India doesn’t face a sugar shortfall, according to the US Department of Agriculture. However, like in many countries, food inflation in India has risen sharply in the last year, putting pressure on the government to soften the impact on the electorate.

“Uncontrolled exports could create scarcity and local prices could spike during festive season,” a senior government official told Reuters on Wednesday. India is the world’s largest sugar consumer and celebrates its biggest festival, Diwali, in October this year.

International sugar prices have already surged 20% in the last 12 months due to various factors including supply shocks and recovering demand from the pandemic. Also boosting prices is a surge in global energy prices, as the gains are driving mills in Brazil to produce biofuel from sugar-based ethanol instead.

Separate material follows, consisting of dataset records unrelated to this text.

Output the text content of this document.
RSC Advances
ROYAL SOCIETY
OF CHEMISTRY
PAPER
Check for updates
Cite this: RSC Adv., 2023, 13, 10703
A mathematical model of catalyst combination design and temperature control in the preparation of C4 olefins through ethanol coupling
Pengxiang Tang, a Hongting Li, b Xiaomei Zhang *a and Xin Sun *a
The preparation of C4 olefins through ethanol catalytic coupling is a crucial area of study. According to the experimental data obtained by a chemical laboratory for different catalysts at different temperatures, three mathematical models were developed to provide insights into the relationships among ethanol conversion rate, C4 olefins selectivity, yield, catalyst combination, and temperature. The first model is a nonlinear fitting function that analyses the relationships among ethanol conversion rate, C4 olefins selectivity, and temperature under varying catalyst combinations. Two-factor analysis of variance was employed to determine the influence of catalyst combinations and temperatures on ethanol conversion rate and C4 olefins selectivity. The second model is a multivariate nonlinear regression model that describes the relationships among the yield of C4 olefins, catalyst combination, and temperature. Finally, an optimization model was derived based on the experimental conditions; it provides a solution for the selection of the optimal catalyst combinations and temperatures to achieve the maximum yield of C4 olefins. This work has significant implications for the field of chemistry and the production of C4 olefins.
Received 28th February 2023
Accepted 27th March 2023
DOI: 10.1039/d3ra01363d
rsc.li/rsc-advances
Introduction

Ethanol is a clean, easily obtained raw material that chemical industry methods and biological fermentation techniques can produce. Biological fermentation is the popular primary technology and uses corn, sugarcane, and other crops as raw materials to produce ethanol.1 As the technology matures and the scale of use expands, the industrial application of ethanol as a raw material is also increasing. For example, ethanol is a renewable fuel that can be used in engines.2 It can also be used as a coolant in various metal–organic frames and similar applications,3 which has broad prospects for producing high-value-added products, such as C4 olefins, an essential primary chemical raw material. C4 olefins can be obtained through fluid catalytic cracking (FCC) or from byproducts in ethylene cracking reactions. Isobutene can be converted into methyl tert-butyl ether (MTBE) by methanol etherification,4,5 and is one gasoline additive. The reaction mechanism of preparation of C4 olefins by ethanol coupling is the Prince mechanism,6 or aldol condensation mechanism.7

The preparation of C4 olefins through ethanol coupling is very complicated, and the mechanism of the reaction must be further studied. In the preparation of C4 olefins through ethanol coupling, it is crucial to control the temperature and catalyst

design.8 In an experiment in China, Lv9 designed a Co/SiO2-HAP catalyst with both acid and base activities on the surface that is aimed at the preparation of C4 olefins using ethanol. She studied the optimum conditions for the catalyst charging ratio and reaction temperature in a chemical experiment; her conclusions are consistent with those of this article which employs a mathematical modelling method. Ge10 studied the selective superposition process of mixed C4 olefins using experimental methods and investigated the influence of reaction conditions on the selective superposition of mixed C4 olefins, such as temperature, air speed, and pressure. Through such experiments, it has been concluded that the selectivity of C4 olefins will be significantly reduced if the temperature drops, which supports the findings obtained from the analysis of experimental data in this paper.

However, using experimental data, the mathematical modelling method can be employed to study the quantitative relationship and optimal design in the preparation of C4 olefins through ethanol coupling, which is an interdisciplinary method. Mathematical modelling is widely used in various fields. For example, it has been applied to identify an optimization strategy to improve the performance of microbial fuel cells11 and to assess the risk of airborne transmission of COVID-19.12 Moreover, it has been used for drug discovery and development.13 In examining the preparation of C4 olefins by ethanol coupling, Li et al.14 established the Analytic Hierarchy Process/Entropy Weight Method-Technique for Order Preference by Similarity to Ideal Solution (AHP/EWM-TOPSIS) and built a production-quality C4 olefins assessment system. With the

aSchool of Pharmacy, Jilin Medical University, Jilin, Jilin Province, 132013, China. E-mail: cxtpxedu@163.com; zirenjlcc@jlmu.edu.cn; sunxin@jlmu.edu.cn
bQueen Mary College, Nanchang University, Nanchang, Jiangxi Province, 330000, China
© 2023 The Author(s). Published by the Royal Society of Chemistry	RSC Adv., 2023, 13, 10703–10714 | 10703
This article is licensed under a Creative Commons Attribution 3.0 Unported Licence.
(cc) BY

As it is, food prices in India rose 8.38% on-year in April, far outpacing the 0.85% on-year rise in October, according to official data.

India’s move to limit sugar exports came after it banned wheat exports on May 13.

Prices of food and fertilizers have risen the most since 2008 due to Russia’s invasion of Ukraine, the World Bank said in an April report. Both countries are major players in the global commodities markets, accounting for much of the world’s wheat, sunflower oil, and energy.

This has sent US inflation to four-decade highs with the Consumer Price Index rising 8.3% in April from a year ago, according to the Bureau of Labor Statistics.

To tamp food inflation, some countries around the world have restricted exports. They include Indonesia, which banned palm oil — the world’s most-widely consumed vegetable oil — exports for three weeks, and Argentina’s ban on exports of certain beef cuts.

The rise of food protectionism will increase the odds of a “sticky global inflationary environment,” said CMC Markets (Singapore) analyst Kelvin Wong on Twitter.

Prices of benchmark sugar futures on the Intercontinental Exchange jumped 1% after India’s announcement, but were flat at 2 a.m. ET.